Optimal integration will require clear policies, and a political will to provide the necessary resources. The model of integration could be defined along the six components described by Gask and Khanna (2011): community mental health teams, the presence of mental health professionals within the PHC system, a consultation–liaison system, collaborative care, stepped care and matched care. Finally, integration should be based on the 10 non-negotiable principles for integrating mental healthcare activities into the PHC system (Box 1), which were developed by WHO & WONCA (2008). More importantly, integration should not be considered an end goal, but a process that requires continuous improvement to achieve a better interface. Indeed, the endeavour is not to integrate entire mental healthcare programmes per se, but rather to integrate (some of) the constitutive activities of such programmes. That decision will necessarily depend on context.

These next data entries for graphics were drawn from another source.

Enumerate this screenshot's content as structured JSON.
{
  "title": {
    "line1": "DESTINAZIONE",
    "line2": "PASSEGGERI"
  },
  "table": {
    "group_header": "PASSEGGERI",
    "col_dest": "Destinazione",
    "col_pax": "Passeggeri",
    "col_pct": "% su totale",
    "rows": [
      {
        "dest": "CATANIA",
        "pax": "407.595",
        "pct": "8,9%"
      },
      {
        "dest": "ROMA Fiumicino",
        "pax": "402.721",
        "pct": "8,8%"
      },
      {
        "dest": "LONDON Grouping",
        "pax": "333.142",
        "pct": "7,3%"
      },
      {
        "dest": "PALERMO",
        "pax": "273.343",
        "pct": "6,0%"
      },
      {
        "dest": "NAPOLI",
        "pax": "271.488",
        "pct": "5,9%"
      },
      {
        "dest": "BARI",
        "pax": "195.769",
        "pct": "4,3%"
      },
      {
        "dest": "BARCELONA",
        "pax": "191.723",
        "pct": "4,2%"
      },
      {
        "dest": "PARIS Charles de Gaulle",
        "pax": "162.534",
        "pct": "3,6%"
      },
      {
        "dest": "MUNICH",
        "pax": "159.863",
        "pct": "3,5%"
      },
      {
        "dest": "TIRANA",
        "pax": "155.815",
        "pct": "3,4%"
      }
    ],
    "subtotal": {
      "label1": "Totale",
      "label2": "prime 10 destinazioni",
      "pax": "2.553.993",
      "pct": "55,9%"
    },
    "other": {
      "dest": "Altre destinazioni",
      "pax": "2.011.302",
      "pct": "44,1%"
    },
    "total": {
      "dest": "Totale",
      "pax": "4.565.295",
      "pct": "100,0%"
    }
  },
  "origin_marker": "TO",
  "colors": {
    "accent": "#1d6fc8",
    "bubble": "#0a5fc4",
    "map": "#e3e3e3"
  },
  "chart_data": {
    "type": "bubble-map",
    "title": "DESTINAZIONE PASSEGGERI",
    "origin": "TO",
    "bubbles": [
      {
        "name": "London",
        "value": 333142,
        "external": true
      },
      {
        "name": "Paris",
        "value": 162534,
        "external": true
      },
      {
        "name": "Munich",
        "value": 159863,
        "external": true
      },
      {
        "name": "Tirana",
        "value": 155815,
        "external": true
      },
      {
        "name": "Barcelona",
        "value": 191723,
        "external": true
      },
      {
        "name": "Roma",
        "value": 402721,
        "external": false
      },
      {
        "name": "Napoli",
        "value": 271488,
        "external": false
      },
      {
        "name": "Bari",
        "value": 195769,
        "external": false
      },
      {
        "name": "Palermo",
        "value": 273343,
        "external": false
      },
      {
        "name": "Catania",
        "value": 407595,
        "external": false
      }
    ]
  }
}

Box 1. Ten principles for integrating mental health into primary health care

  1. Policy and plans need to incorporate primary care for mental health.
  2. Advocacy is required to shift attitudes and behaviour.
  3. Adequate training of primary care workers is required.
  4. Primary care tasks must be limited and doable.
  5. Specialist mental health professionals and facilities must be available to support primary care.
  6. Patients must have access to essential psychotropic medications in primary care.
  7. Integration is a process, not an event.
  8. A mental health service coordinator is crucial.
  9. Collaboration with other government non-health sectors, non-governmental organisations, village and community health workers and volunteers is required.
  10. Financial and human resources are needed.

Source: WHO & WONCA (2008).

In conclusion, suicide is an underreported, under-recognised and poorly managed public health problem in Cameroon, certainly in remote rural areas. Most people who committed suicide exhibited symptoms prior to their deaths; if their symptoms had been identified and properly treated, these deaths may have been avoided. This study points to the lack of adequate quality mental health care at the district level in Cameroon, which results from a lack of integrated mental healthcare activities within the PHC system. Physical and mental health problems are closely interconnected: it is therefore justified and efficient to foster an integrated approach to manage both physical and mental problems. Such an approach may help to reduce stigma and treatment delays, as well as to improve health outcomes, social integration and rehabilitation. All of these benefits may lead to more effective suicide prevention (WHO 2007) and enhance the credibility of Cameroon's healthcare delivery system.